I examined her face while she glared at me with her bulging eyes. It was dirty, stained with purple dust and dried sweat. Other than that, there wasn’t a mark on it. Again, this gave me an odd ache.
“Wanda,” she repeated in a flat voice. “Well, what are you waiting for? Didn’t they give you the okay? Were you planning to use your bare hands or my gun?”
“I’m not here to kill you.”
She smiled sourly. “To interrogate me, then? Where are your instruments of torture, human?”
I cringed. “I won’t hurt you.”
Insecurity flickered across her face and then vanished behind her sneer. “What are they keeping me for, then?
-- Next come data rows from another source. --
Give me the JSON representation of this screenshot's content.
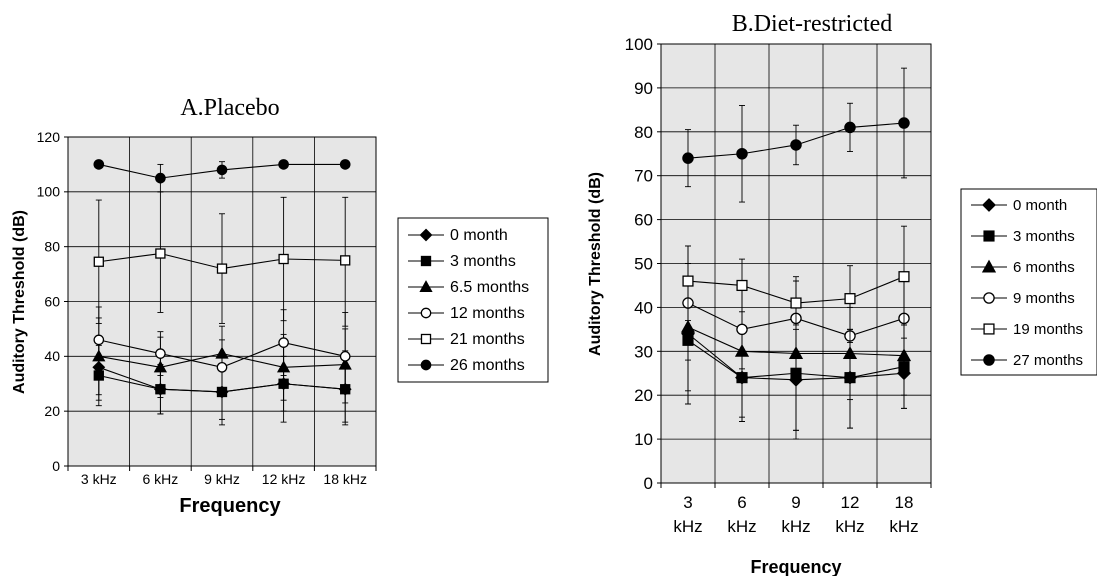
{
  "chart_data": [
    {
      "type": "line",
      "title": "A.Placebo",
      "xlabel": "Frequency",
      "ylabel": "Auditory Threshold (dB)",
      "categories": [
        "3 kHz",
        "6 kHz",
        "9 kHz",
        "12 kHz",
        "18 kHz"
      ],
      "ylim": [
        0,
        120
      ],
      "yticks": [
        0,
        20,
        40,
        60,
        80,
        100,
        120
      ],
      "grid": true,
      "legend": "right",
      "series": [
        {
          "name": "0 month",
          "marker": "diamond-filled",
          "values": [
            36,
            28,
            27,
            30,
            28
          ],
          "err": [
            [
              24,
              45
            ],
            [
              19,
              40
            ],
            [
              15,
              40
            ],
            [
              20,
              40
            ],
            [
              16,
              40
            ]
          ]
        },
        {
          "name": "3 months",
          "marker": "square-filled",
          "values": [
            33,
            28,
            27,
            30,
            28
          ],
          "err": [
            [
              22,
              44
            ],
            [
              19,
              37
            ],
            [
              17,
              37
            ],
            [
              16,
              45
            ],
            [
              15,
              42
            ]
          ]
        },
        {
          "name": "6.5 months",
          "marker": "triangle-filled",
          "values": [
            40,
            36,
            41,
            36,
            37
          ],
          "err": [
            [
              26,
              54
            ],
            [
              25,
              47
            ],
            [
              27,
              51
            ],
            [
              24,
              48
            ],
            [
              23,
              50
            ]
          ]
        },
        {
          "name": "12 months",
          "marker": "circle-open",
          "values": [
            46,
            41,
            36,
            45,
            40
          ],
          "err": [
            [
              34,
              58
            ],
            [
              33,
              49
            ],
            [
              26,
              46
            ],
            [
              33,
              57
            ],
            [
              29,
              56
            ]
          ]
        },
        {
          "name": "21 months",
          "marker": "square-open",
          "values": [
            74.5,
            77.5,
            72,
            75.5,
            75
          ],
          "err": [
            [
              52,
              97
            ],
            [
              56,
              100
            ],
            [
              52,
              92
            ],
            [
              53,
              98
            ],
            [
              51,
              98
            ]
          ]
        },
        {
          "name": "26 months",
          "marker": "circle-filled",
          "values": [
            110,
            105,
            108,
            110,
            110
          ],
          "err": [
            [
              110,
              110
            ],
            [
              100,
              110
            ],
            [
              105,
              111
            ],
            [
              110,
              110
            ],
            [
              110,
              110
            ]
          ]
        }
      ]
    },
    {
      "type": "line",
      "title": "B.Diet-restricted",
      "xlabel": "Frequency",
      "ylabel": "Auditory Threshold (dB)",
      "categories": [
        [
          "3",
          "kHz"
        ],
        [
          "6",
          "kHz"
        ],
        [
          "9",
          "kHz"
        ],
        [
          "12",
          "kHz"
        ],
        [
          "18",
          "kHz"
        ]
      ],
      "ylim": [
        0,
        100
      ],
      "yticks": [
        0,
        10,
        20,
        30,
        40,
        50,
        60,
        70,
        80,
        90,
        100
      ],
      "grid": true,
      "legend": "right",
      "series": [
        {
          "name": "0 month",
          "marker": "diamond-filled",
          "values": [
            34,
            24,
            23.5,
            24,
            25
          ],
          "err": [
            [
              18,
              50
            ],
            [
              14,
              34
            ],
            [
              12,
              36
            ],
            [
              12.5,
              35
            ],
            [
              17,
              33
            ]
          ]
        },
        {
          "name": "3 months",
          "marker": "square-filled",
          "values": [
            32.5,
            24,
            25,
            24,
            26.5
          ],
          "err": [
            [
              18,
              47
            ],
            [
              14,
              34
            ],
            [
              10,
              40
            ],
            [
              12.5,
              35
            ],
            [
              17,
              36
            ]
          ]
        },
        {
          "name": "6 months",
          "marker": "triangle-filled",
          "values": [
            35.5,
            30,
            29.5,
            29.5,
            29
          ],
          "err": [
            [
              21,
              50
            ],
            [
              15,
              45
            ],
            [
              12,
              46
            ],
            [
              19,
              40
            ],
            [
              20,
              38
            ]
          ]
        },
        {
          "name": "9 months",
          "marker": "circle-open",
          "values": [
            41,
            35,
            37.5,
            33.5,
            37.5
          ],
          "err": [
            [
              28,
              54
            ],
            [
              26,
              44
            ],
            [
              30,
              46
            ],
            [
              25,
              42
            ],
            [
              28,
              47
            ]
          ]
        },
        {
          "name": "19 months",
          "marker": "square-open",
          "values": [
            46,
            45,
            41,
            42,
            47
          ],
          "err": [
            [
              37,
              54
            ],
            [
              39,
              51
            ],
            [
              35,
              47
            ],
            [
              32,
              49.5
            ],
            [
              36,
              58.5
            ]
          ]
        },
        {
          "name": "27 months",
          "marker": "circle-filled",
          "values": [
            74,
            75,
            77,
            81,
            82
          ],
          "err": [
            [
              67.5,
              80.5
            ],
            [
              64,
              86
            ],
            [
              72.5,
              81.5
            ],
            [
              75.5,
              86.5
            ],
            [
              69.5,
              94.5
            ]
          ]
        }
      ]
    }
  ]
}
Do they think I can be tamed, like your pet soul?”
“No. They just… they didn’t want to kill you until they had… consulted me. In case I wanted to talk to you first.”
Her lids lowered, narrowing her protruding eyes. “Do you have something to say?”
I swallowed. “I was wondering…” I only had the same question I’d been unable to answer for myself. “Why? Why couldn’t you let me be dead, like the rest of them? Why were you so determined to hunt me down? I didn’t want to hurt anyone. I just wanted… to go my own way.”